The decision to build your savings is a big step toward a better financial future.
The savings you create could help you reach any number of life goals, including saving up for a down payment on your first home or building a financial runway to start your dream business. These two goals could not be more different. Although many goals require that you save money, the best account to save that money within will vary dramatically.
As you take this step toward your financial goals, the type of account you choose to save your money in will depend on your unique preferences for safety, returns, and liquidity. With that in mind, we will take a closer look at your best saving options.
How Does a Savings Account Help?
Before you can start using one of many types of savings accounts, it’s important to understand what a savings account is.
Savings accounts are vehicles for reaching short term saving goals. They are bank accounts designed to help you set extra money aside while maintaining a balance of accessibility: it takes an extra step or two to access it, which makes it easier to avoid unnecessary, spur of the moment spending. At the same time, the money is accessible in the event that you need it.
Banks offer features like automatic transfers back and forth between a savings account and a checking account to help you in this process of putting money away and accessing it when necessary.
Banks also pay interest on the money you deposit into the account. Interest is money that the bank pays you in exchange for holding your money — something that is not offered with checking accounts.
What Should You Use a Savings Account for?
Savings accounts act as a place where you can store money safely and retrieve it easily, a concept known in financial circles as high liquidity. These characteristics make a savings account ideal for short-term financial needs and goals such as:
- Emergency fund. The rule of thumb is to put away at least three to six months’ worth of living expenses. While that amount may seem challenging, contributing small amounts each week can help you reach that goal, and a savings account is a good place to stockpile it. In fact, according to a U.S. News survey conducted in 2019, about 40 percent of respondents use their savings account as an emergency fund, about four times as much as for any other purpose.
- Large purchases such as a car or vacation. These remain popular uses for savings accounts, just as they were in the 1960s and ’70s, when banks routinely offered “vacation club” voucher booklets to help savers keep on target with their goals.
1. Traditional Savings Account
Good for: People who need to save money for the short or long term and aren’t as concerned about getting the best interest rate, expressed as the annual percentage yield (APY).
Traditional savings accounts are what you may immediately think of when you consider where to save. These are the savings accounts you typically find at traditional banks or credit unions.
2. High-Yield Savings Account
Good for: People who want to earn a more competitive rate on savings while minimizing fees.
High-yield savings accounts are savings accounts that offer a higher APY, compared to regular savings accounts.
3. Money Market Accounts
Good for: People who want to earn interest on savings while having more options for accessing their money.
Money market accounts (MMAs) combine features of regular savings account with features of a checking account. You can find these accounts at both brick-and-mortar banks and online banks.
4. Certificate of Deposit Account
Good for: People who want to earn competitive rates and won’t need to access their savings right away.

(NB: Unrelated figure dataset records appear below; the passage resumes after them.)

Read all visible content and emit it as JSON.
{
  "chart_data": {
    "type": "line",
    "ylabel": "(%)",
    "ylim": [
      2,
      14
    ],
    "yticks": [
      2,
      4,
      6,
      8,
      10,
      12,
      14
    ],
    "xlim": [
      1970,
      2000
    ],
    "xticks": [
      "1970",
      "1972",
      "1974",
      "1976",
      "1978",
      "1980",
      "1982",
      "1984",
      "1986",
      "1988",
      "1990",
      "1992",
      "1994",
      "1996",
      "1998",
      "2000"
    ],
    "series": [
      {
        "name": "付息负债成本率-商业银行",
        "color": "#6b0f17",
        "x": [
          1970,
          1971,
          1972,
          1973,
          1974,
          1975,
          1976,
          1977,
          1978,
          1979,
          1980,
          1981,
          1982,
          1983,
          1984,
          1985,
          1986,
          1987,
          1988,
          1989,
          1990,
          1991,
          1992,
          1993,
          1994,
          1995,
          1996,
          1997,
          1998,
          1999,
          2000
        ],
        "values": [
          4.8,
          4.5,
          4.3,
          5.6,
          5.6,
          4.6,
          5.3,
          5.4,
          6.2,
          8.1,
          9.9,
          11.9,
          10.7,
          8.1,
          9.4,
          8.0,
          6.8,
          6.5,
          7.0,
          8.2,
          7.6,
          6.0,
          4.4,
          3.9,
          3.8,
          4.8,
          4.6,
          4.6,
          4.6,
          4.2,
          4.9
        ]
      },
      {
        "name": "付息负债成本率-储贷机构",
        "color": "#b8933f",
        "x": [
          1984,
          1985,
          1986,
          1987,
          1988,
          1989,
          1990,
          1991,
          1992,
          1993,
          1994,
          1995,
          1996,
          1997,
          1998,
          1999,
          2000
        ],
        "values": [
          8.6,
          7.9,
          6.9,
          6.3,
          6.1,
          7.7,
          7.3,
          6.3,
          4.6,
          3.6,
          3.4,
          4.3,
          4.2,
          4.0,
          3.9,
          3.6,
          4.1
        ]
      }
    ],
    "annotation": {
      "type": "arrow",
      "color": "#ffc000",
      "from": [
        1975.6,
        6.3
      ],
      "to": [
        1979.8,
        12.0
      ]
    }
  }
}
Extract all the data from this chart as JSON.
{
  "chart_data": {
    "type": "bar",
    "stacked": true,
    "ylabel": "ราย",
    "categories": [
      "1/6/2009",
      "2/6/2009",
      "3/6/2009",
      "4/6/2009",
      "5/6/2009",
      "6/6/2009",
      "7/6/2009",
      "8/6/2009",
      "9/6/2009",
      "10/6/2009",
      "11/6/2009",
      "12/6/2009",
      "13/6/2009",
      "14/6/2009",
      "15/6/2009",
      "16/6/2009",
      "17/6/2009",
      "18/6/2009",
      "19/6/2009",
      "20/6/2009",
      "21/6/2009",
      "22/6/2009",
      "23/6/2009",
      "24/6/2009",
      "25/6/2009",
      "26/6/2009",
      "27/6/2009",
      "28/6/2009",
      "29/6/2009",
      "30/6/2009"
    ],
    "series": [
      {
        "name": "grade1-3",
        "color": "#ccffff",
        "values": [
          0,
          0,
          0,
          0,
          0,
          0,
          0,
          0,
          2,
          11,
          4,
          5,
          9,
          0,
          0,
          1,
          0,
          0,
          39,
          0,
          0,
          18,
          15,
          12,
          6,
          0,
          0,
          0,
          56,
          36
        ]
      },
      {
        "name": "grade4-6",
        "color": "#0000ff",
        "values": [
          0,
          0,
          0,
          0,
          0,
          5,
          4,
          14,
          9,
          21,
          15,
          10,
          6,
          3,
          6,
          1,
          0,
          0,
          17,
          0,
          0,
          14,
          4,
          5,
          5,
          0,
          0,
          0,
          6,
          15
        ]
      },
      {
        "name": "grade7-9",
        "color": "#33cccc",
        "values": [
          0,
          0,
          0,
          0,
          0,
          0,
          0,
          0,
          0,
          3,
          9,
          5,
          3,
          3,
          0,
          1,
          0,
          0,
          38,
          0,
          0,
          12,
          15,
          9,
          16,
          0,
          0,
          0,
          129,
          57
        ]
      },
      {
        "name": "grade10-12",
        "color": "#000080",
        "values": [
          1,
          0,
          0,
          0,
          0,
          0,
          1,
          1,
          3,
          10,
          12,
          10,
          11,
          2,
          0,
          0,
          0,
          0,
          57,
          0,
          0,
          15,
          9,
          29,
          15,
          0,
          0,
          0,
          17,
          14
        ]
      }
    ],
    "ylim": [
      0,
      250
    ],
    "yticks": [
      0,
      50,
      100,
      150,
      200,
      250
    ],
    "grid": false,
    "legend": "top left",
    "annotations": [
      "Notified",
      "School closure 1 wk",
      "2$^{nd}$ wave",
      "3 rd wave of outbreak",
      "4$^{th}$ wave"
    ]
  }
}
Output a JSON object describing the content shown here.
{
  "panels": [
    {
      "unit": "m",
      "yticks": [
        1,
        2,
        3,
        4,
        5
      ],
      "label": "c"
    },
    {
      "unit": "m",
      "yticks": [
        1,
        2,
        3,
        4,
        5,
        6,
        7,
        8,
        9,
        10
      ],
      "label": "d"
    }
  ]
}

Certificates of deposit (CDs) are time deposits, meaning you agree to leave your money in the account for a set period. During that time, your money earns interest and, when the CD matures, you can withdraw your savings or roll it into a new CD.
You can find CDs at traditional banks and online banks. Between the two, online banks tend to offer better interest rates. CD terms typically range from as short as 30 days or as long as 60 months, with longer terms usually boasting higher rates—although not always, especially in a lower interest rate environment.
5. Cash Management Account
Good for: People who want to keep cash available to invest in their brokerage or retirement account.
Cash management accounts aren’t savings accounts per se. Instead, these accounts let you hold cash you may plan to invest in a taxable brokerage account or a retirement account.
Online brokerages and robo-advisor platforms may offer cash management accounts to their investors. The money held in the account can earn interest, often at a higher rate than what you’d get at a bank.
6. Specialty Savings Account
Good for: People who want accounts tailored to specific savings goals.
Specialty savings accounts are designed to help you reach specific savings goals, rather than being a catch-all for the money you don’t plan to spend. And, in some cases, they can be intended for a specific type of person, rather than a goal.